In our institution we have implemented a CIS system that handles those duties. We had an old HP carevue system for ages, but last year we replaced it with a Philips iCIP system. The Philips system has many advantages over carevue, the most clinically significant of those being the ability to correlate different parameters from different devices and create advisories. Our clinicians are working with Philips specialists on creating advisories that highlight when each of the ventilator weaning end-points are reached. The system is also able to monitor protocol compliance (eg. pneumonia prevention protocol for ventilated patients) and generate reminders for actions to be taken for these protocols. It can also generate protocol compliance reports.
The system requires extensive customization since none of the advisories and protocols installed by default satisfied our clinicians. The customization is complicated, requiring both clinicians and our IT team to go deep in to the nuts and bolts of the system, but at least it can be done. A nice GUI based interface would have helped me keep the few hairs I have remaining on my head.
We export reports from the iCIP system to our EHR. We don’t believe that EHR is the correct system to handle all these data streams. Show me an EHR that allows the level of control and customization that a CIS system allows! Sending data to an EHR is as good as writing it down on paper. A good CIS system, on the other hand, can analyze that data and present the data to a clinician in a way that is easily understandable and readily actionable.
Let me finish my rant by complimenting you on this excellent article. Well done!
Thanks for the comment and your salient points. I am very familiar with the process of using a more localized system for managing departmental (or detailed-level information), having managed a critical care product line for quite some time. My diagram is abstracted to reflect that these data are stored in a repository. In some cases, these repositories are collections of departmental systems integrated with the larger EHR. The clinical information system is, indeed, the correct starting point. Many EHR vendors with whom I am familiar are looking to blur the lines between the departmental and enterprise systems. My diagram was “designed” in deference to this point.
That said, I am quite familiar with ICIP, and acknowledge your various points in that regard. In the department I run we are investigating future multi-parameter protocols regarding instability that are truly the next generation beyond those in current practice for consideration in future product lines.

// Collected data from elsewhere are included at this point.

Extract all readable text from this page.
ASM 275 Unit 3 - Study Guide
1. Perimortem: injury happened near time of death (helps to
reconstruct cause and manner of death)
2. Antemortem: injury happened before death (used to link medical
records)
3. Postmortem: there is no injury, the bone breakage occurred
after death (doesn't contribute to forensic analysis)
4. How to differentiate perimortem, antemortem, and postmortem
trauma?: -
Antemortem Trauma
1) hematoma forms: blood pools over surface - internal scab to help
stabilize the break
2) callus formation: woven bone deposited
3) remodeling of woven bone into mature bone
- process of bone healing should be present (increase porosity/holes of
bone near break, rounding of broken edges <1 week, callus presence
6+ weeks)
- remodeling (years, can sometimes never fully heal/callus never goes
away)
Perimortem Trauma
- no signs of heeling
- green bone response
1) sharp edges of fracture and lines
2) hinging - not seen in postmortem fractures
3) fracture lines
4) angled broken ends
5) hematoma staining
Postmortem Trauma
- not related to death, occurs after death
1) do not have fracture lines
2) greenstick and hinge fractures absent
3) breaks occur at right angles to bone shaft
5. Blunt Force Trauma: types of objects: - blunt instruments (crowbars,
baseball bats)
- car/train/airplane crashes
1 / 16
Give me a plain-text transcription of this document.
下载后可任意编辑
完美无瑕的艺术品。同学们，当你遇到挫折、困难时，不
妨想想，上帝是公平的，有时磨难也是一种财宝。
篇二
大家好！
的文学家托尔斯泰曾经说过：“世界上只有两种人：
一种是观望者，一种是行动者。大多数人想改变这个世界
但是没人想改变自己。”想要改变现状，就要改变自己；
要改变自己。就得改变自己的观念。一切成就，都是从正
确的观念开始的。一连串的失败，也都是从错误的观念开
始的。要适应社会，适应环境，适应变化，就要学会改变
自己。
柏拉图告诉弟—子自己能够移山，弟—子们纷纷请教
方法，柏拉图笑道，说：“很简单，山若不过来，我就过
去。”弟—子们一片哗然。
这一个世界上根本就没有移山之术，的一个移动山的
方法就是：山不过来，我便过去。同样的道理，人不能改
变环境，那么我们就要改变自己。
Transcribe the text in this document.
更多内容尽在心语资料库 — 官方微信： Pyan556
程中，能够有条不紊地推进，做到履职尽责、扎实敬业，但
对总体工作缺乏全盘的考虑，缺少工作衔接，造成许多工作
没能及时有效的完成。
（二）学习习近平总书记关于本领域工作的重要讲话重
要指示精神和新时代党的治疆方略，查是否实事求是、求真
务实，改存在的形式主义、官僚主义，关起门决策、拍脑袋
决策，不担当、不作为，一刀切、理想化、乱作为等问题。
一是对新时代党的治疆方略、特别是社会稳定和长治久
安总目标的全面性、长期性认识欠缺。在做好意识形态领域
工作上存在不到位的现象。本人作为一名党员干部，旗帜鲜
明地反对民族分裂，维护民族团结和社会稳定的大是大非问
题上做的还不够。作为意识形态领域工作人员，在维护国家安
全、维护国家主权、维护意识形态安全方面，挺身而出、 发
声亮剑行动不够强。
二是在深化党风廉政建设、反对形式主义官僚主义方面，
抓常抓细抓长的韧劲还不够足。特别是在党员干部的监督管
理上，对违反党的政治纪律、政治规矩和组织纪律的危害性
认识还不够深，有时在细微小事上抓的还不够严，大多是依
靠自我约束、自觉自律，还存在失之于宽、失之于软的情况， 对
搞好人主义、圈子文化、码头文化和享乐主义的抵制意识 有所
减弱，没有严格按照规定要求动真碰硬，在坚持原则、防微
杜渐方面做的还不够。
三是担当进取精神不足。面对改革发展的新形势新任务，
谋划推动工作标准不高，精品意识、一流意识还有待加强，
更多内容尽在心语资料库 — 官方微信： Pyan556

Finally, I decided to write this partly to chronicle my own experiences and to provide a somewhat more complete reflection of the process and how various seemingly unrelated events and occurrences need to be considered as part of patient care. I wrote this with respect to the management of my patients during clinical trials and this represents a composite view (at a much higher level) of those patients.
Thank you! This is a nice walkthrough of a workflow an data flow as well as the critical concerns. One issue I’m having. For some reason, I’m not getting the images. I’m using IE 7.0.5730.13CO. Can you tell me how I can get the images or send them to me?
Corrected the link errors. Should be OK now. Thanks for letting us know.